1. GBDS Batch Operations¶

1.1. Introduction¶

GBDS Batch Operations application is designed to perform extraction operations over the entire GBDS database, such as re-extracting biometric templates from GBDS.

This manual will describe the installation procedures, how to configure Batch Operations, how to set the correct mode to your environment and will describe logs and metrics available.

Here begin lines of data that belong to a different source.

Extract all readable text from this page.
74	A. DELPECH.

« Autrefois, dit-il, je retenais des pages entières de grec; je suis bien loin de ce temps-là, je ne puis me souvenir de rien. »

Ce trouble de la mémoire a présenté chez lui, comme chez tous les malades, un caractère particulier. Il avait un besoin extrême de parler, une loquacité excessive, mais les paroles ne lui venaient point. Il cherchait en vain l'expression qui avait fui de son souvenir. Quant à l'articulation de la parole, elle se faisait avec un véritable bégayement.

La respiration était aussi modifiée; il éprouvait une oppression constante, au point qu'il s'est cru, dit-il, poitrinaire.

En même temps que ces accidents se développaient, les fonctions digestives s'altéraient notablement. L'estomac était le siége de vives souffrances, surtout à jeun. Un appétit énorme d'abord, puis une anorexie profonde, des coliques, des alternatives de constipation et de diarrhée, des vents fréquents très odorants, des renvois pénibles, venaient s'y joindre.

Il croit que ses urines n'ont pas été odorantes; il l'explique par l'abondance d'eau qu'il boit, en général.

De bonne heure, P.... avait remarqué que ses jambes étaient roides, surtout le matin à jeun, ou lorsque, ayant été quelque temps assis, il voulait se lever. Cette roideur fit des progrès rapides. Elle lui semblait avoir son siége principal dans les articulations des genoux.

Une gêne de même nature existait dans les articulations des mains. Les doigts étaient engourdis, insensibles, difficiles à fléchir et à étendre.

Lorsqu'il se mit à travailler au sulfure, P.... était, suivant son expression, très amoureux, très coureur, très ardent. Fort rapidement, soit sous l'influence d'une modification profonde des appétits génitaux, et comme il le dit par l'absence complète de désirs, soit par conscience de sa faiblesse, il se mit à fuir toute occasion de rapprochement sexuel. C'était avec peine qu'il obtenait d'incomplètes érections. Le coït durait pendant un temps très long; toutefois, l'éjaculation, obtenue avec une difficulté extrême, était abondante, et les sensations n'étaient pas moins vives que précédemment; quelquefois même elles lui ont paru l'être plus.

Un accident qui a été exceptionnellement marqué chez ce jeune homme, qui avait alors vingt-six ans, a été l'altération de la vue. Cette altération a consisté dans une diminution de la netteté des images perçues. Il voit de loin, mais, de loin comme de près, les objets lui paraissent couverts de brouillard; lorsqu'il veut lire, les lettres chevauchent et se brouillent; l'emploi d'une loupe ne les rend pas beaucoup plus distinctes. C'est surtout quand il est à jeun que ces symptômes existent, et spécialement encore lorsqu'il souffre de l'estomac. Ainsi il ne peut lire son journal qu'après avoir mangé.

This manual is updated for GBDS Batch Operations 4.6.1.

Warning

GBDS Batch Operations should preferably be run isolated from GBDS. If you need to run GBDS Batch Operations in the same node as GBDS, it is recommended to stop GBDS during the operation.

1.2. Installation¶

To install the application, download the correct RPM file and install it with the command below:

sudo rpm -Uhv batch-operations-<version>.x86_64.rpm

The following folders/files will be created during the installation process:

/var/lib/griaule/batch-operations/	Application .jar file
/var/lib/griaule/batch-operations/lib	Libraries used by the application
/var/lib/griaule/batch-operations/scripts	Scripts for start/stop
/var/log/griaule/batch-operations/	Log files
/etc/griaule/conf/batch-operations/	Configuration Files

1.2.1. Configuring application.conf¶

Some changes in the configurations may be needed when installing GBDS Batch Operations, those changes must be applied to application.conf file. The description of each parameter can be found at section Configuration Files. Under all blocks below, all text between <> must be changed to the correct parameter of the user environment.

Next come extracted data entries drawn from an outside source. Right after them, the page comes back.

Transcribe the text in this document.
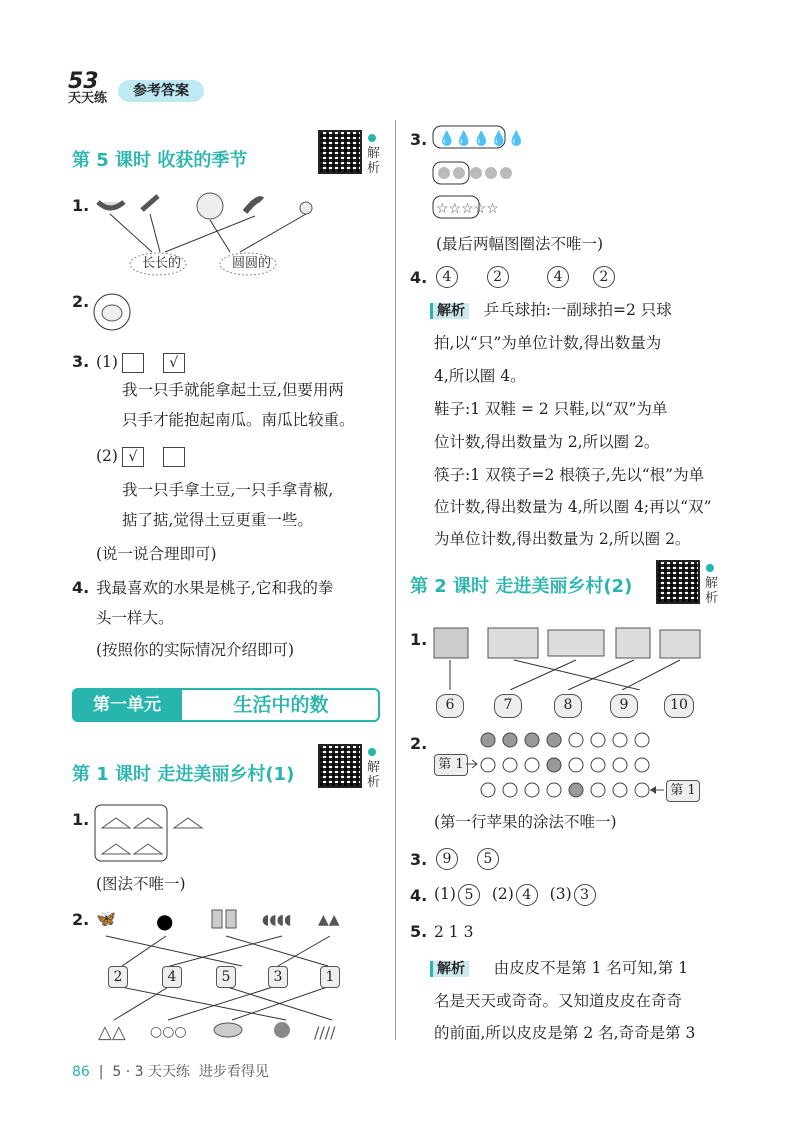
53
天天练	参考答案
第 5 课时 收获的季节	解析
1.
长长的	圆圆的
2.
3. (1)	√
我一只手就能拿起土豆,但要用两
只手才能抱起南瓜。南瓜比较重。
(2) √
我一只手拿土豆,一只手拿青椒,
掂了掂,觉得土豆更重一些。
(说一说合理即可)
4. 我最喜欢的水果是桃子,它和我的拳
头一样大。
(按照你的实际情况介绍即可)
第一单元	生活中的数
第 1 课时 走进美丽乡村(1)	解析
1.
(图法不唯一)
2. 🦋 ●	◖◖◖◖ ▲▲
△△ ○○○	////
2	4	5	3	1
3. 💧💧💧💧💧
☆☆☆☆☆
(最后两幅图圈法不唯一)
4.	4	2	4	2
解析 乒乓球拍:一副球拍=2 只球
拍,以“只”为单位计数,得出数量为
4,所以圈 4。
鞋子:1 双鞋 = 2 只鞋,以“双”为单
位计数,得出数量为 2,所以圈 2。
筷子:1 双筷子=2 根筷子,先以“根”为单
位计数,得出数量为 4,所以圈 4;再以“双”
为单位计数,得出数量为 2,所以圈 2。
第 2 课时 走进美丽乡村(2)	解析
1.
6	7	8	9	10
2.
第 1
第 1
(第一行苹果的涂法不唯一)
3.	9 5
4. (1) 5 (2) 4 (3) 3
5. 2 1 3
解析 由皮皮不是第 1 名可知,第 1
名是天天或奇奇。又知道皮皮在奇奇
的前面,所以皮皮是第 2 名,奇奇是第 3
86  |  5 · 3 天天练 进步看得见
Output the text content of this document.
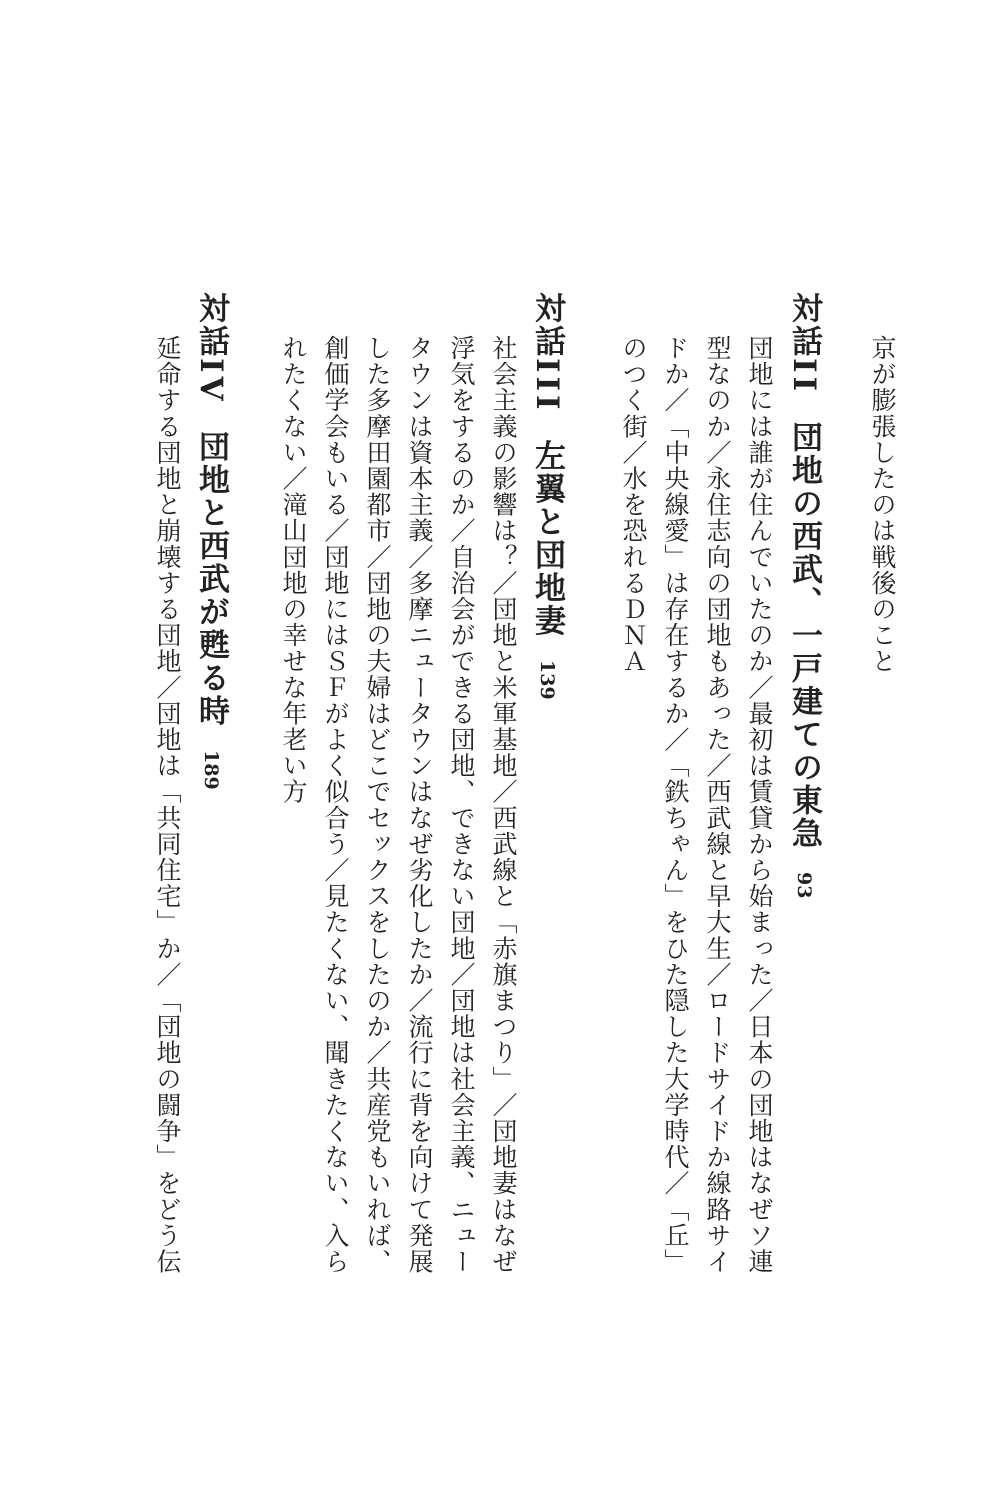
京が膨張したのは戦後のこと

対話II団地の西武、一戸建ての東急93

団地には誰が住んでいたのか／最初は賃貸から始まった／日本の団地はなぜソ連

型なのか／永住志向の団地もあった／西武線と早大生／ロードサイドか線路サイ

ドか／「中央線愛」は存在するか／「鉄ちゃん」をひた隠した大学時代／「丘」

のつく街／水を恐れるＤＮＡ

対話III左翼と団地妻139

社会主義の影響は？／団地と米軍基地／西武線と「赤旗まつり」／団地妻はなぜ

浮気をするのか／自治会ができる団地、できない団地／団地は社会主義、ニュー

タウンは資本主義／多摩ニュータウンはなぜ劣化したか／流行に背を向けて発展

した多摩田園都市／団地の夫婦はどこでセックスをしたのか／共産党もいれば、

創価学会もいる／団地にはＳＦがよく似合う／見たくない、聞きたくない、入ら

れたくない／滝山団地の幸せな年老い方

対話IV団地と西武が甦る時189

延命する団地と崩壊する団地／団地は「共同住宅」か／「団地の闘争」をどう伝
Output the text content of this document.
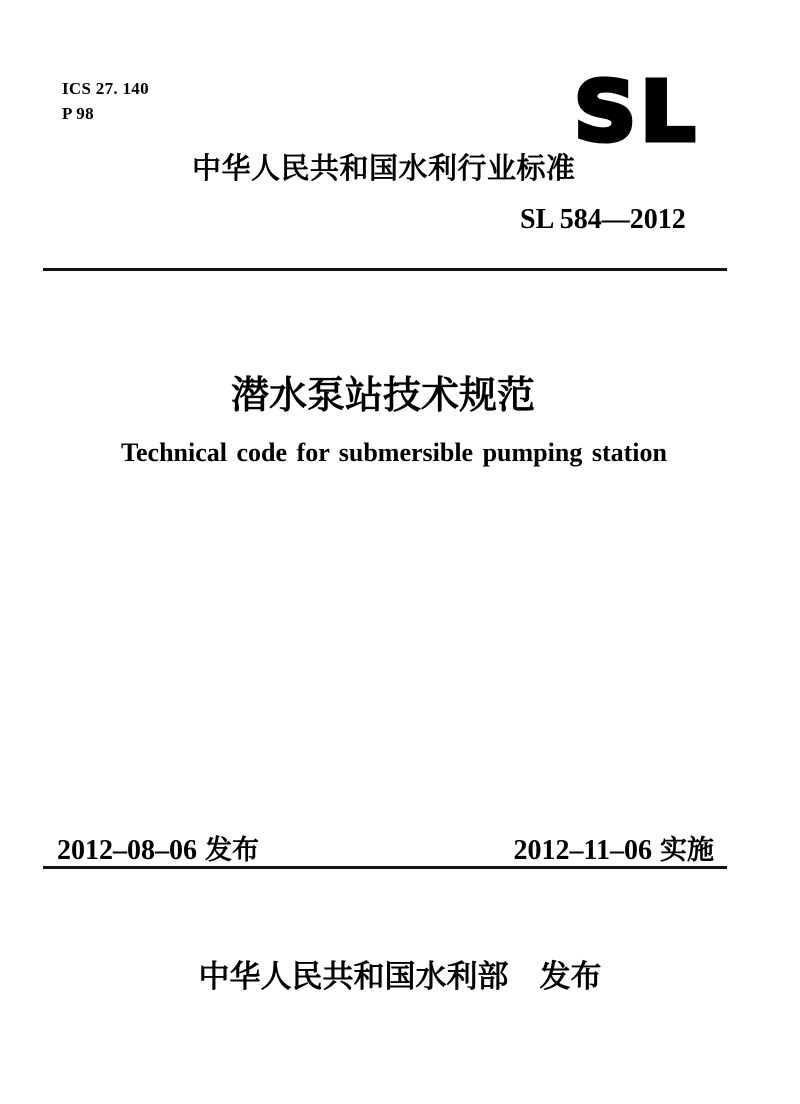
ICS 27. 140
P 98	SL
中华人民共和国水利行业标准
SL 584—2012
潜水泵站技术规范
Technical code for submersible pumping station
2012–08–06 发布	2012–11–06 实施
中华人民共和国水利部 发布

The configuration file directory is /etc/griaule/conf/batch-operations/application.conf.

First, set the loglevel from info to warning.

loglevel = "info"

Set the hostname to the current machine hostname:

hostname = <HOSTNAME>

Set cluster of Akka nodes:

cluster {
  seed-nodes = [
    " akka://main@<hostname1>:2553”
  ]

Set the number of nodes executing the boot:

role.manager.min-nr-of-members=<number of akka cluster nodes>

Tip

As Batch Operations is used to operate in single nodes, we recommend setting this parameter to 1.

Set Zookeeper quorum:

gbds.cluster.zookeeper.quorum="<zookeeper_quorum>:2181"

And finish configuring template locations:

gbds.node.put.size=30
gbds.node.scan.size=100
gbds.node.scanners.number=2
gbds.node.workers.number=10
gbds.node.writers.number=2
gbds.node.writer.cooldown=1500

# cf read configurations
gbds.operations.cf.read.finger="fingerprint-read"
gbds.operations.cf.read.palm="palmprint-read"
gbds.operations.cf.read.face="face-read"
gbds.operations.cf.read.iris="iris-read"
gbds.operations.cf.read.newborn-palm="newborn-palmprint-read"

# cf write configurations
gbds.operations.cf.write.finger="fingerprint-write"
gbds.operations.cf.write.palm="palmprint-write"
gbds.operations.cf.write.face="face-write"
gbds.operations.cf.write.iris="iris-write"
gbds.operations.cf.write.newborn-palm="newborn-palmprint-write"

gbds.operations.native.fnet=false
gbds.operations.native.fnet-qual=0

gbds.operations.modality.finger=false
gbds.operations.modality.palm=false
gbds.operations.modality.face=true
gbds.operations.modality.iris=false
gbds.operations.modality.newborn-palm=false

gbds.operations.mode.extract=false
gbds.operations.mode.simplify=true

gbds.operations.simplify.activate-person=true

gbds.operations.read.base64=false
gbds.operations.xml.drop.templates=true

gbds.operations.worker-actor.heap-size="1024m"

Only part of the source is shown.